I was about to leave when my flashlight caught something. A bright white envelope tacked on the board among the yellowed and faded detritus. It had my name on it in the child’s printed hand, which was now familiar to me. I walked over quickly and grabbed it down. Instead of ripping it open, I stuck it inside my jacket. I suddenly had a strong urge to get the hell out of there. But as I moved toward the door, I saw a large dark form pass in front of the side window. There was someone outside.

12

Dear Diary,

He’s too small. That’s the big problem of the moment. In his preschool class, he’s by far the smallest child, though he’s the oldest in his class. He weighs about twenty-five pounds and is about thirty-four inches tall, well under the normal range. And that in and of itself is not a big problem, though neither my husband nor I come from small people. It’s just that, up until his last visit, he was progressing normally and suddenly, now, he isn’t.

It might be hormonal. A hormone deficiency, says the doctor. They toss words and phrases around that land like blows to the kidneys. She started talking about human growth hormone and the pituitary gland, but how it was too early to be alarmed, and she prescribed a battery of tests. But I wasn’t really listening. I was just thinking: Will nothing ever be easy for him? Will things always be hard?

His size is not the only problem. His teacher requested a conference last week. That, too, is a bit of a blur. He’s not very social, she said. Meaning that he avoids the other children, and they avoid him. He has a hard time finding a “work buddy.” He doesn’t smile. And then, of course, the tantrums. How disruptive they are, how violent they have become. Have we thought about having him tested? There might be some (she paused to choose her words carefully) challenges. Twice she referred to him as having special needs.

He was a high-demand infant, my husband said as if this explained something. But the teacher just nodded uncertainly.

The truth is, if there is not some improvement, we can’t handle him here, she continued. We care about him; you know that. But this is a small, private school and we’re not equipped to deal with- Again, she stopped short and searched for a gentle word. But she never did come up with one.
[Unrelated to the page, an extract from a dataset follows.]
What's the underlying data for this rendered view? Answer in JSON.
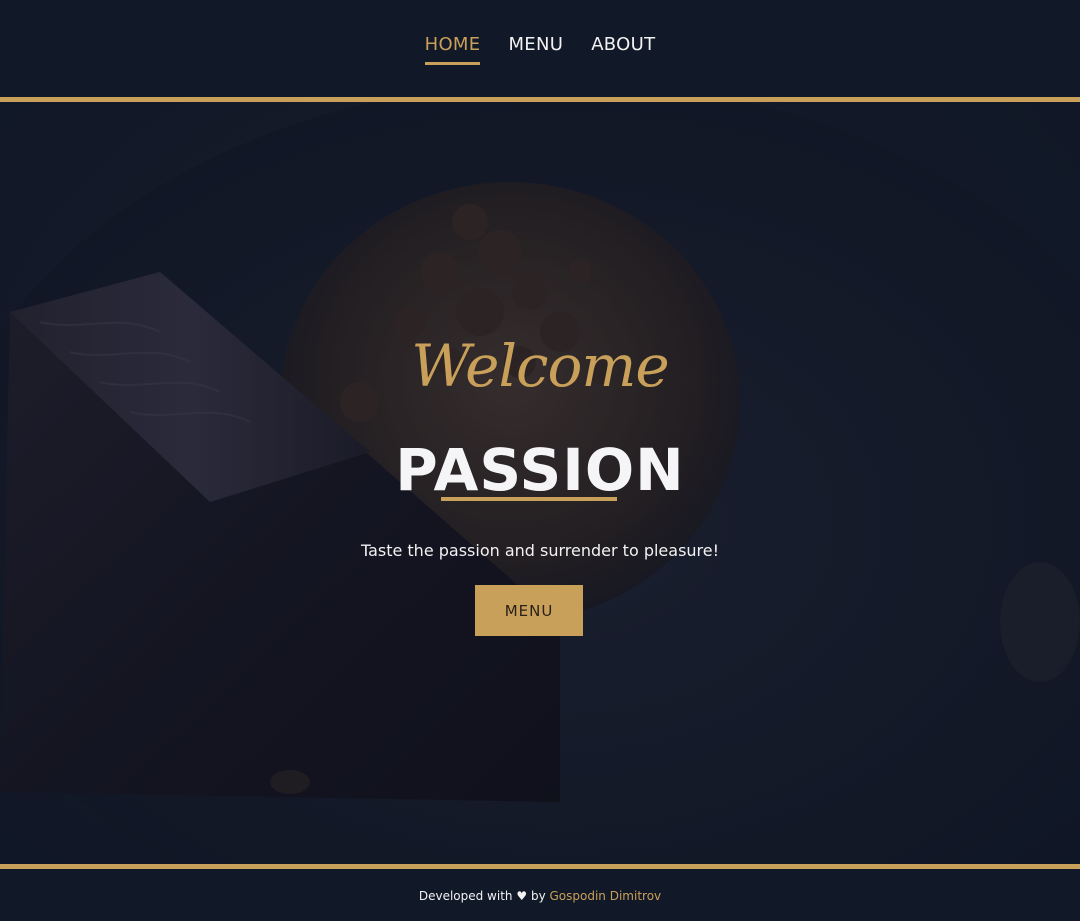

I found myself thinking that she was so pretty and young, and I felt bad for her, even as I envied and resented her. How nice, just to be able to send someone else’s problem home with them. It was a Montessori environment, small and intimate. The children worked together. There were three strong teachers and lots of order even within the free structure of the classroom. And while this is such a benefit to the children, when one child is causing continual disruptions, it hurts everyone. It drains our resources and leaves less of our attention for the other children. Surely, she said, you can understand that.

And I do. I wouldn’t want my child’s needs neglected because there was a problem child in his lovely, happy little classroom. There, I said it. A problem child. That’s what he is, isn’t he?